La confirmation a été donnée ce jeudi par la ministre de la Présidence, Mariana Vieira da Silva, lors de la Compte rendu du Conseil des ministres, qui a également annoncé que le gouvernement avait décidé « d’interdire la circulation vers et depuis la zone métropolitaine de Lisbonne (AML) le week-end ». Ceci, afin de « ne pas élargir la situation » à Lisbonne, a expliqué le responsable du gouvernement.

L’interdiction entre en vigueur à partir de 15h00 le vendredi 18 juin, jusqu’à 6h00 le lundi, et sert « à essayer de contenir une augmentation de l’incidence de la LMA ». Le responsable gouvernemental garantit également qu' »il y aura un renforcement de l’inspection des déplacements et des événements qui pourraient être effectués ».

Bien que les entrées et sorties ne soient pas autorisées dans l’AML pendant le week-end, la circulation entre les communes de cette zone n’est pas interdite, explique Mariana Vieira da Silva.

« Comme vous pouvez le voir d’après les données, il y a une forte croissance dans toute la région métropolitaine. Durant cette période, l’existence d’une inspection dans chaque commune est plus difficile. Notre objectif n’est plus [impedir] cette transmission entre communes, qui est déjà très élevée, consiste à contrôler ce qui est encore en dehors de cette aire métropolitaine », explique le responsable.

Le nombre élevé de cas ce mois-ci a motivé cette décision. Selon le ministre, la « plus grande prévalence de la variante Delta », c’est-à-dire la variante indienne, pourrait aider à expliquer l’augmentation des cas à Lisbonne.

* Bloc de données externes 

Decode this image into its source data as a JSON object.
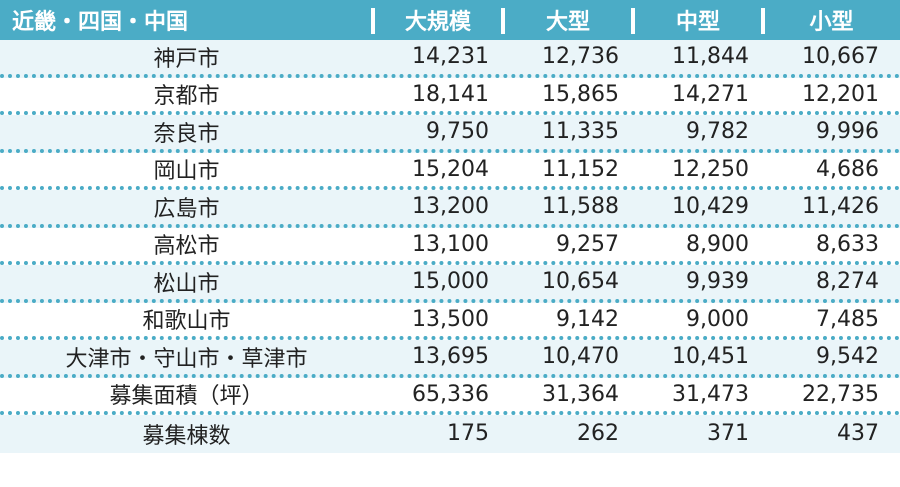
{
  "header": {
    "region": "近畿・四国・中国",
    "columns": [
      "大規模",
      "大型",
      "中型",
      "小型"
    ]
  },
  "rows": [
    {
      "label": "神戸市",
      "values": [
        "14,231",
        "12,736",
        "11,844",
        "10,667"
      ]
    },
    {
      "label": "京都市",
      "values": [
        "18,141",
        "15,865",
        "14,271",
        "12,201"
      ]
    },
    {
      "label": "奈良市",
      "values": [
        "9,750",
        "11,335",
        "9,782",
        "9,996"
      ]
    },
    {
      "label": "岡山市",
      "values": [
        "15,204",
        "11,152",
        "12,250",
        "4,686"
      ]
    },
    {
      "label": "広島市",
      "values": [
        "13,200",
        "11,588",
        "10,429",
        "11,426"
      ]
    },
    {
      "label": "高松市",
      "values": [
        "13,100",
        "9,257",
        "8,900",
        "8,633"
      ]
    },
    {
      "label": "松山市",
      "values": [
        "15,000",
        "10,654",
        "9,939",
        "8,274"
      ]
    },
    {
      "label": "和歌山市",
      "values": [
        "13,500",
        "9,142",
        "9,000",
        "7,485"
      ]
    },
    {
      "label": "大津市・守山市・草津市",
      "values": [
        "13,695",
        "10,470",
        "10,451",
        "9,542"
      ]
    },
    {
      "label": "募集面積（坪）",
      "values": [
        "65,336",
        "31,364",
        "31,473",
        "22,735"
      ]
    },
    {
      "label": "募集棟数",
      "values": [
        "175",
        "262",
        "371",
        "437"
      ]
    }
  ],
  "colors": {
    "header_bg": "#4bacc6",
    "stripe_bg": "#eaf5f9",
    "divider": "#4bacc6"
  }
}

Pour autant, il admet qu’« il est difficile d’expliquer et de prendre ces mesures, mais c’est une condition qui nous a semblé fondamentale pour ne pas étendre la situation de Lisbonne au pays ».

Sintra, Cascais et Odemira reculent également

Sesimbra fait également partie de ce groupe qui reculera également, cependant, avec différentes mesures, à savoir la fermeture des restaurants à 15h30, puisqu’ils ont enregistré 480 cas pour 100 000 habitants.

Les autres communes — Albufeira, Arruda dos Vinhos, Braga, Cascais, Lisbonne, Loulé, Odemira, Sertã et Sintra — retomberaient dans la phase de décontamination antérieure à celle actuellement en vigueur, avec un total de 120 ou 240 cas pour 100 000 habitants. Autrement dit, dès demain, les restaurants, cafés et pâtisseries fermeront à nouveau à 22h30 et le commerce de détail alimentaire et non alimentaire sera ouvert jusqu’à 21h.

En plus de celles qui reculent, il y a actuellement 20 communes en état d’alerte. Ce sont : Alcochete, Águeda, Almada, Amadora, Barreiro, Grândola, Lagos, Loures, Mafra, Moita, Montijo, Odivelas, Oeiras, Palmela, Sardoal, Seixal, Setúbal, Sines, Sobral de Monte Agraço et Vila Franca de Xira

À leur tour, Alcanena, Parede de Coura, Santarém et Vale de Cabra ont réussi à récupérer et passeront à l’étape suivante.

Selon Mariana Vieira da Silva, la situation épidémiologique actuelle du pays « s’éloigne clairement de la zone verte », ce qui signifie que le 24 juin, alors qu’une nouvelle phase de déconfinement était prévue, « il sera difficilement possible » de se concrétiser. Citant les données de la Direction générale de la santé (DGS), le Rt, ou le risque de transmission, est de 1,13 et l’incidence est de 90,5 pour 100 000 habitants.